A version of this article first appeared on Fool.com
WASHINGTON, DC — Glencore Xstrata (LSE: GLEN) profit is all about metals, even through it is known as one of the largest oil traders in the world. As of June 2013, Glencore Xstrata earned just less than half of its earnings before interest and taxes, or EBIT, from copper and various metals, including zinc and nickel. It only earned about 4% from oil, and given the recent lack of volatility in oil prices globally, and a lackluster demand as well, it probably won’t earn much more. But it did earn about 15% from coal.
What Glencore Xstrata does not have is diamonds, and or iron ore. Glencore Xstrata has also just listed its shares in Johannesburg, South Africa. It is the third largest listing by market capitalization.
Iron ore prices will strengthen
Over 70% of iron ore demand comes from China. Import inventories are on the rise, and spot prices have gone from $110 per ton to $132 per ton in the last half year, something of a rebound in a sluggish market.
The 12-month swap remains low and under spot prices at about $118 per ton. Last year this time the 12 month swap ranged from $90-$110 per ton. Analysts predicted a $90 per ton rate for December 2013. They were off then, and they are off now.
An iron ore trader could sell today at $132 per ton and buy back at $118 per ton in 12 months. Equivalently a consumer of iron ore, say a rebar steel-maker in China such as Baosteel, could short stock today and buy it back cheap in 12 months on contract, in yuan.
Short stock tactics today could create a temporary shortage in supply and buoy spot prices through the year, as it would take that long to push iron ore through a smelter, and on to steel billet, rebar, and plates with coke form the coal that would be part of the deal.
How would Glencore get into the iron ore game?
The short answer to this question is: buy diamonds.
But getting back to iron ore, we know that carbon plus iron smelted from ore equals steel (with some limestone added for good measure). Carbon is produced by baking coal into coke.
Glencore knows how to put together the Capesize coal ship cargos that have the same routes and bulk containers as iron ore cargo. The two commodities are often traded together since they join at the hip in the steel production process.

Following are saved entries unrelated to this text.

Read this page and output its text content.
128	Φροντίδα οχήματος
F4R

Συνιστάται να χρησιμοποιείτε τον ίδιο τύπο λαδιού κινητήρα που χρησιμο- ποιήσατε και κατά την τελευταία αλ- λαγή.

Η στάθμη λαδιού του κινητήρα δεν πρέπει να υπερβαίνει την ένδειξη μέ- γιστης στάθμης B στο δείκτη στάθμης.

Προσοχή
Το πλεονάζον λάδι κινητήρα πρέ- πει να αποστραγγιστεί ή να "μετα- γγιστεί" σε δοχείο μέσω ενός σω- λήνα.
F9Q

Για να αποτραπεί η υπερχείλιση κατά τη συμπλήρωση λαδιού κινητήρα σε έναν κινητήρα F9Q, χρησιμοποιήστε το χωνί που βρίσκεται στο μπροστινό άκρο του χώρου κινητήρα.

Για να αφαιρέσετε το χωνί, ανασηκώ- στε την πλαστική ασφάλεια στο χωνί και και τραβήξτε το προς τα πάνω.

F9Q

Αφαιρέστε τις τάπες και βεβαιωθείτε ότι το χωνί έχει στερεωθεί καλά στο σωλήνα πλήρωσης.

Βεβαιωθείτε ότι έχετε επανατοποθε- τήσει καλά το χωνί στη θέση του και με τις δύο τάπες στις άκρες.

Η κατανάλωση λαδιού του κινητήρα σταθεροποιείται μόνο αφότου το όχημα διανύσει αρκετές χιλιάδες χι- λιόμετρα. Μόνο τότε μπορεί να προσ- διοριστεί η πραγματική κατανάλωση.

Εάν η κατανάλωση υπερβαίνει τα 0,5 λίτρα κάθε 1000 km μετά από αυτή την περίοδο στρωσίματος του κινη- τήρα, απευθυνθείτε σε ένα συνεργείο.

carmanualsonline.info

Iron ore is cheap right now and valuations for an iron ore company have trended lower in the past year. Rio Tinto (LSE: RIO) (NYSE: RIO.US) and BHP Billiton (LSE: BLT) have tracked each other at about plus or minus 2% year-on-year total share return. Brazilian Vale, reputedly the largest ore miner globally, has lost an average of 18% annual share return. South African iron ore and diamond miner Anglo American (LSE: AAL) has lost over 30% share return this past year.
Also, and back to the short answer, the other thing Glencore Xstrata does not have is diamonds. South African company Anglo American derives almost 50% of its EBIT through iron ore and about 18% through diamonds.
On the London Stock Exchange, Glencore Xstrata’s (soon to be simply Glencore) market capitalization is about $67 billion. Anglo American hovers at $29 million, and its stock price continues to travel downward. If Glencore were to acquire Anglo American, South Africa would have a global trader at home in the backyard. This deal would not only be interesting; it could be done.